Dynamic Analysis (IOS)
The dynamic analysis for the iOS App doesn’t reveal much except for the fact that it creates a web interface bookmark for the app to be accessed from the home screen using a certificate downloaded from their official website. The app itself isn’t actually an app but a bookmark to access the malicious big butchering scam website from the home screen through the Safari Browser.
Static Analysis (IOS)
The static analysis for the iOS Certificate to install the apps configuration pretty much shows everything in Chinese. The whole program is written in Chinese as we shall see from the screenshot below:
This further gives confirmation as seen on the Substack Article that this scam actually originates from China as supposed. Inclusive to that, it’s quite clear that the Whois for the Website ties to China because it’s actually a crime to put false information on the Whois for a website and it could result to a website being taken down.
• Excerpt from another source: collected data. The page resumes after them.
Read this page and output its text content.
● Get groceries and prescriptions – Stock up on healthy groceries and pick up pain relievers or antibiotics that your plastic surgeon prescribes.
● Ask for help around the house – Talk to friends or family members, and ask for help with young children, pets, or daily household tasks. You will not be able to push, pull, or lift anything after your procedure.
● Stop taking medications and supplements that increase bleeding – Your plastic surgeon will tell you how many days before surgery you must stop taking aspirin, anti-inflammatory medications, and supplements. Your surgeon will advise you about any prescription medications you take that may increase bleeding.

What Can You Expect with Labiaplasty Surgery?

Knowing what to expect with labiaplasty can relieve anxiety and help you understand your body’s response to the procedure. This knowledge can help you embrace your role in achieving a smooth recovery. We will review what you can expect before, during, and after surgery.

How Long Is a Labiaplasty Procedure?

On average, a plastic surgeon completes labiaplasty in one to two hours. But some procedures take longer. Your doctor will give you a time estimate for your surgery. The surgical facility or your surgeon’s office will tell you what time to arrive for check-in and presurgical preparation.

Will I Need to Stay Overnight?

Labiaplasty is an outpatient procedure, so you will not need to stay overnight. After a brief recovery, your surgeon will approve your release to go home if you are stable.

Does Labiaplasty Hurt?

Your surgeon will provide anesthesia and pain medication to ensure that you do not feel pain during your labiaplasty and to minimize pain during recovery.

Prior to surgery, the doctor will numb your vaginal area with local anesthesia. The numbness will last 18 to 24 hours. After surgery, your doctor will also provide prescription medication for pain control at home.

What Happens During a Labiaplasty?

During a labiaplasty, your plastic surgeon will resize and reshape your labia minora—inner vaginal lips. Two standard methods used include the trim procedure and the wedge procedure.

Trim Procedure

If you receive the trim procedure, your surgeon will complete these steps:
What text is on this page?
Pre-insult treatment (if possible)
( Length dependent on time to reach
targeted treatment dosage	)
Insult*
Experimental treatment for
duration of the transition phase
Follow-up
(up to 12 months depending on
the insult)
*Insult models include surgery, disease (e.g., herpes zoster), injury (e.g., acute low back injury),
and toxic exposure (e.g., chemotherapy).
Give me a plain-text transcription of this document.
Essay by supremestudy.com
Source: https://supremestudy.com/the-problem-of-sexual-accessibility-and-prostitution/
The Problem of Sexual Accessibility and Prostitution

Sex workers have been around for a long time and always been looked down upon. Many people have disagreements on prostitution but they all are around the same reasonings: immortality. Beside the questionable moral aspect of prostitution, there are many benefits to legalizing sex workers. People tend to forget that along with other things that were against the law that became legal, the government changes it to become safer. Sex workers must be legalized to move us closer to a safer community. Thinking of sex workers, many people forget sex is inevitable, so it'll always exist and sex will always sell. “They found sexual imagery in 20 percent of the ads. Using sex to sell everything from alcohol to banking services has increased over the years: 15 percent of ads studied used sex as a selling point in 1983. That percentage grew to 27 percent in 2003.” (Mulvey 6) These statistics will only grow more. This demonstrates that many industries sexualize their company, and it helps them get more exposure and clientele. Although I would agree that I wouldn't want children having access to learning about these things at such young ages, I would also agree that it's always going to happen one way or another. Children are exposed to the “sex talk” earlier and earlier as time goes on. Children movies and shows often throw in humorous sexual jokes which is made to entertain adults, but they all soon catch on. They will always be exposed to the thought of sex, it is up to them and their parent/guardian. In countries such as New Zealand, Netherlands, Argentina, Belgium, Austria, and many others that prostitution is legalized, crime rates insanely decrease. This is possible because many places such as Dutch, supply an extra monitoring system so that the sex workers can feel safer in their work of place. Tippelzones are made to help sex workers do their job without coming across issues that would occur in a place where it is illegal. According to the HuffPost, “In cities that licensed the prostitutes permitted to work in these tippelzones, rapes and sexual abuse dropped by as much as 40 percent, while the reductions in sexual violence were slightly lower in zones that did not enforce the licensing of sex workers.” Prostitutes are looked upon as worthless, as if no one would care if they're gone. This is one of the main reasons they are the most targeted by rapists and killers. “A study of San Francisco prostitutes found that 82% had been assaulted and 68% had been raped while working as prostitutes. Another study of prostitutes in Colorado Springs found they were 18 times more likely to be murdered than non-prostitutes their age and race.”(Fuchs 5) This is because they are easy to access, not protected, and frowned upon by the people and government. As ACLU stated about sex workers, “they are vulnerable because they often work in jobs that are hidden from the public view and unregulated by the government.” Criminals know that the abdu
Dynamic Analysis (Android)
There’s not much to reveal with the Dynamic Analysis for Android since it’s the same thing basically. The app runs as normal and doesn’t show any suspicious activities since it’s mostly meant to be a form of spyware, I believe, for the scammers to see what their victims are doing so they can get to get information from them to know when to scam them again, or probably to steal from their banks and credit cards without them knowing. This app is very silent when it’s installed and doesn’t show any possible signs of infection. The app is basically a web interface for the website itself. It’s simply just a Web View for the Website, just like the iOS Mobile Configuration File.
Static Analysis (Android)
This only further indicates that the program is most likely malware and is used to perform malicious intent. From the left side, we further get to see that the program is based off of the Cordova Framework, which is the same Framework that I use to build games as a Game Developer. This Framework is used to easily build apps out of JSON File Extensions as long as all the elements of the app are present within the code and compile the apps into IOS Package, HTML Package, and even Android Package, so it’s used to build programs for all kinds of operating systems and web applications.
Conclusion:
This Malware Analysis Report should raise awareness about both the Pig Butchering Scam and the kind of malware (Specifically spyware in this case) that they spread around their apps. Further raises awareness that you shouldn’t install shady apps from the internet especially one from a third-party website hosted by scammers.